Anteriormente — em §2.3 — observei que os ateus não precisam alegar ter certeza de que não existem deuses. Se supusermos que o conhecimento requer certeza, então claramente não é um requisito para os ateus que, além de acreditarem que não existem deuses, os ateus devam presumir que sabem que não existem deuses. E, se supusermos que o conhecimento requer apenas uma crença verdadeira e garantida, então o fato de os ateus acreditarem que não existem deuses já os compromete a supor que sabem que não existem deuses. (No segundo caso, não se segue que os ateus devam alegar saber que não existem deuses, pelo menos na companhia daqueles que discordam deles neste ponto. Dado que sei que você discorda de mim, posso sinalizar meu reconhecimento dessa discordância dizendo que acredito que não existem deuses. Antes de falar, sei que cada um de nós pensa que o outro está enganado. Afirmar saber que não existem deuses, nessas circunstâncias, seria procurar briga.)

2.6 OUTRAS POSIÇÕES TEÓRICAS

Existem muitas posições teóricas que são rotineiramente confundidas com o ateísmo. Algumas supõem que todos os ateus são materialistas. Algumas supõem que todos os ateus são naturalistas. Algumas supõem que todos os ateus são fisicalistas. Algumas supõem que todos os ateus são céticos. Algumas supõem que todos os ateus são niilistas. Algumas supõem que todos os ateus são humanistas. Todas essas identificações são equivocadas. É verdade que alguns ateus são materialistas, alguns ateus são naturalistas, alguns ateus são fisicalistas, alguns ateus são céticos, alguns ateus são niilistas e alguns ateus são humanistas. Mas também é verdade que alguns ateus não são materialistas, alguns ateus não são naturalistas, alguns ateus não são fisicalistas, alguns ateus não são céticos, alguns ateus não são niilistas e alguns ateus não são humanistas.

Pelo menos aproximadamente: (1) os materialistas acreditam que não existem senão entidades materiais com poderes causais somente materiais e que a ciência bem estabelecida é a pedra de toque para identificar entidades causais e poderes causais; (2) os fisicalistas acreditam que não existem senão entidades físicas com poderes causais somente físicos e que a ciência bem estabelecida é a pedra de toque para identificar entidades causais e poderes causais; e (3) os naturalistas acreditam que não existem senão entidades naturais com poderes causais somente naturais e que a ciência bem estabelecida é a pedra de toque para identificar entidades causais e poderes causais.

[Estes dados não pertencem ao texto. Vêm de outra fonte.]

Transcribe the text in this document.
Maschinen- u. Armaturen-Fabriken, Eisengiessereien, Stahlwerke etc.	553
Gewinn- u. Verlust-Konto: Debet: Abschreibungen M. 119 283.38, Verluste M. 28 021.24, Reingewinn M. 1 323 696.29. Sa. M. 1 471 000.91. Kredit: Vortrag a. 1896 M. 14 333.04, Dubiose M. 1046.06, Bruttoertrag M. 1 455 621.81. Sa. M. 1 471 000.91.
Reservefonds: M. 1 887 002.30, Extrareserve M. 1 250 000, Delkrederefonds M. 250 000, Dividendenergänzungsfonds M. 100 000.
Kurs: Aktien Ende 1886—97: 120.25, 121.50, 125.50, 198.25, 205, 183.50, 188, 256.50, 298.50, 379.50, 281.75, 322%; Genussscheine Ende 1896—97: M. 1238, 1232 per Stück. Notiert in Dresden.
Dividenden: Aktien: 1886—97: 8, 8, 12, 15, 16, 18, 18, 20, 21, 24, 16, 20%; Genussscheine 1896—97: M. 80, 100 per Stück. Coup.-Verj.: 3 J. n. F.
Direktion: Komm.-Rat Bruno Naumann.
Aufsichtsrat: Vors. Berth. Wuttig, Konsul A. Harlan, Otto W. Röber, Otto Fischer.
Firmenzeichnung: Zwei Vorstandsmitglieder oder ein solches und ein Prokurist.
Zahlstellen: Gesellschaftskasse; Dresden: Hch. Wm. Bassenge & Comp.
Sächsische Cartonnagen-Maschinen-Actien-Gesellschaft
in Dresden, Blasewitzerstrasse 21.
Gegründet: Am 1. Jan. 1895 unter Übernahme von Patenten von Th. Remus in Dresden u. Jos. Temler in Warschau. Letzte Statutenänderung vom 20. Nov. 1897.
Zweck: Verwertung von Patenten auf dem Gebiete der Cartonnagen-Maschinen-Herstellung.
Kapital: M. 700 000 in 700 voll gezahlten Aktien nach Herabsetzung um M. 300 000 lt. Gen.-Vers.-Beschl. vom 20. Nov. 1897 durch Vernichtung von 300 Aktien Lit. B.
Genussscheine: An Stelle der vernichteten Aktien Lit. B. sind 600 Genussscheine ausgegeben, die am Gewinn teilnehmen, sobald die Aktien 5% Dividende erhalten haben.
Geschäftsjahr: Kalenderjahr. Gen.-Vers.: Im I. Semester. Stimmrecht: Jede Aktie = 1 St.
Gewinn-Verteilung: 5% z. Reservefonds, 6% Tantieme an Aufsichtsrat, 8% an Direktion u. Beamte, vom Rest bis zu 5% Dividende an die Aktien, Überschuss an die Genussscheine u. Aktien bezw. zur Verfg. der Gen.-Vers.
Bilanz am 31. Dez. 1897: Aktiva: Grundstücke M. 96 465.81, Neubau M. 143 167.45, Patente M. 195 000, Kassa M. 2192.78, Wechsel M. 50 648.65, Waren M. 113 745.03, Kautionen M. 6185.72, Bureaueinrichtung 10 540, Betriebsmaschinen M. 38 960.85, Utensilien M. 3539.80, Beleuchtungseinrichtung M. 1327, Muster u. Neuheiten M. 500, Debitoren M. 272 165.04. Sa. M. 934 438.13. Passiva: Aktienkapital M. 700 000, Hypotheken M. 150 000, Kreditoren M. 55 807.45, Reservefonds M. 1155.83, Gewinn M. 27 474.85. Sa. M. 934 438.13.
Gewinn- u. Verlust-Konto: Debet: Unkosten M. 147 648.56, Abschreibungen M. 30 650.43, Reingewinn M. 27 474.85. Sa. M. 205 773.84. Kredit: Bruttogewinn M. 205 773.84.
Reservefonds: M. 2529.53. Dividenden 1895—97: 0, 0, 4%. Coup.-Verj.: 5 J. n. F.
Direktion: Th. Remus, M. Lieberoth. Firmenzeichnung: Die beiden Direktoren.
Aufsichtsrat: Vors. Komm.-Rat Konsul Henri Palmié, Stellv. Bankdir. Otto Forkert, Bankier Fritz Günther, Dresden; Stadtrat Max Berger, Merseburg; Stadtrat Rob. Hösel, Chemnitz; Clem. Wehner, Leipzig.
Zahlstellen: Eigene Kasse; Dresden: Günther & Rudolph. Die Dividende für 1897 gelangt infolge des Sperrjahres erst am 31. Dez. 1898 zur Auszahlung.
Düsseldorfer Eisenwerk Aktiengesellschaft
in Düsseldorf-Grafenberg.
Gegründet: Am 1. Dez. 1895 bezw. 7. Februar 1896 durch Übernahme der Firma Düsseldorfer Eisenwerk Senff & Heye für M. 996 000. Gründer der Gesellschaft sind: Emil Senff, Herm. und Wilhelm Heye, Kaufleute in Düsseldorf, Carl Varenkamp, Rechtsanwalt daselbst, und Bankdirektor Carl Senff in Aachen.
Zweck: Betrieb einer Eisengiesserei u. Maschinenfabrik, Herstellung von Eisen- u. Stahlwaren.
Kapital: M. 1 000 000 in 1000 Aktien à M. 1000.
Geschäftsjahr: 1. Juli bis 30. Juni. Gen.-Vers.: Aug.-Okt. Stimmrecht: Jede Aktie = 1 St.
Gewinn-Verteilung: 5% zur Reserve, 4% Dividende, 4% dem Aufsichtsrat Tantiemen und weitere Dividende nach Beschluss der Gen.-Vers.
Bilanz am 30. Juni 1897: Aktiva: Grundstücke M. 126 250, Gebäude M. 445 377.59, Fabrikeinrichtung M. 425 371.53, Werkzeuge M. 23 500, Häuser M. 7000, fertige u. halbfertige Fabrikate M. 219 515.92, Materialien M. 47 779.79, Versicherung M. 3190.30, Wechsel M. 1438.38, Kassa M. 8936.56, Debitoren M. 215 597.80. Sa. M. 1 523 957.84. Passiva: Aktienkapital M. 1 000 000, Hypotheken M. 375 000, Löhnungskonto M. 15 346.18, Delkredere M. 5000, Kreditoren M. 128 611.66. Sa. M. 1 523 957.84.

Essas três posições — materialismo, fisicalismo e naturalismo — têm muito em comum. Cada uma concede significado especial ao consenso científico especializado; cada uma faz uma afirmação controversa sobre os constituintes fundamentais da ordem causal. Em consonância com a física vigente na época, os materialistas do século XVII supuseram que os constituintes fundamentais da ordem causal são átomos materiais que interagem por meio do contato. Em consonância com a física contemporânea, os fisicalistas supõem que os constituintes fundamentais da ordem causal são entidades físicas fundamentais — partículas físicas fundamentais, ou campos físicos fundamentais distribuídos por uma variedade, ou algo semelhante — com propriedades físicas fundamentais que figuram em leis fundamentais de conservação. Em consonância com as ciências naturais contemporâneas, os naturalistas supõem que os constituintes fundamentais da ordem causal são entidades naturais fundamentais com propriedades naturais fundamentais que figuram em leis naturais fundamentais. Dado que os deuses não têm constituições materiais, físicas ou naturais, todas essas posições são ateístas. Mas há ateus que não adotam nenhuma dessas posições; há ateus que supõem que existem entidades causais imateriais, não físicas e não naturais, com propriedades causais imateriais, não físicas e não naturais, nenhuma das quais é deus.

Pelo menos grosso modo, os céticos afirmam que há muito pouco em que estejamos racionalmente justificados a acreditar. Em particular, os céticos afirmam que há muito pouco em que estejamos racionalmente justificados a acreditar sobre o mundo externo, outras mentes, a extensão do passado, a moralidade, a modalidade, o significado e assim por diante. Dado que os céticos sustentam que há muito pouco em que estejamos racionalmente justificados a acreditar, não é surpreendente que os céticos tipicamente sustentem que somos racionalmente obrigados a suspender o julgamento sobre quase tudo. Por exemplo, é característico dos céticos suspender o julgamento sobre a questão da existência de fadas: se não tenho certeza se existem árvores, carros e outras pessoas, então é difícil ver quais fundamentos eu poderia ter para ter certeza de que não existem fadas. Portanto, não é surpreendente que a maioria dos ateus não seja cética: a maioria dos ateus pensa que normalmente temos muitas crenças racionalmente justificadas sobre o mundo externo, outras mentes, a extensão do passado, a moralidade, a modalidade, o significado e assim por diante, e a maioria dos ateus acredita que não existem fadas.

 

Pelo menos em linhas gerais, os niilistas afirmam que nada tem valor ou suspendem o julgamento sobre a questão de saber se há algo que tenha valor. De acordo com os niilistas, ou não há nada que seja certo, errado, bom ou ruim, ou então não está claro se há algo que seja certo, errado, bom ou ruim. Há muitos ateus que não são niilistas; há muitos ateus que pensam que é: errado torturar pequenos animais peludos; ruim que 1% da população mundial detenha mais de 50% da riqueza mundial; certo que padres pedófilos estejam agora recebendo longas penas de prisão; e bom permitir que adultos se casem com seus parceiros de escolha. Embora possa haver diferenças locais significativas entre os valores de ateus e teístas, não há dúvida de que muitos ateus têm valores; e, em muitos casos, ateus e teístas têm os mesmos valores.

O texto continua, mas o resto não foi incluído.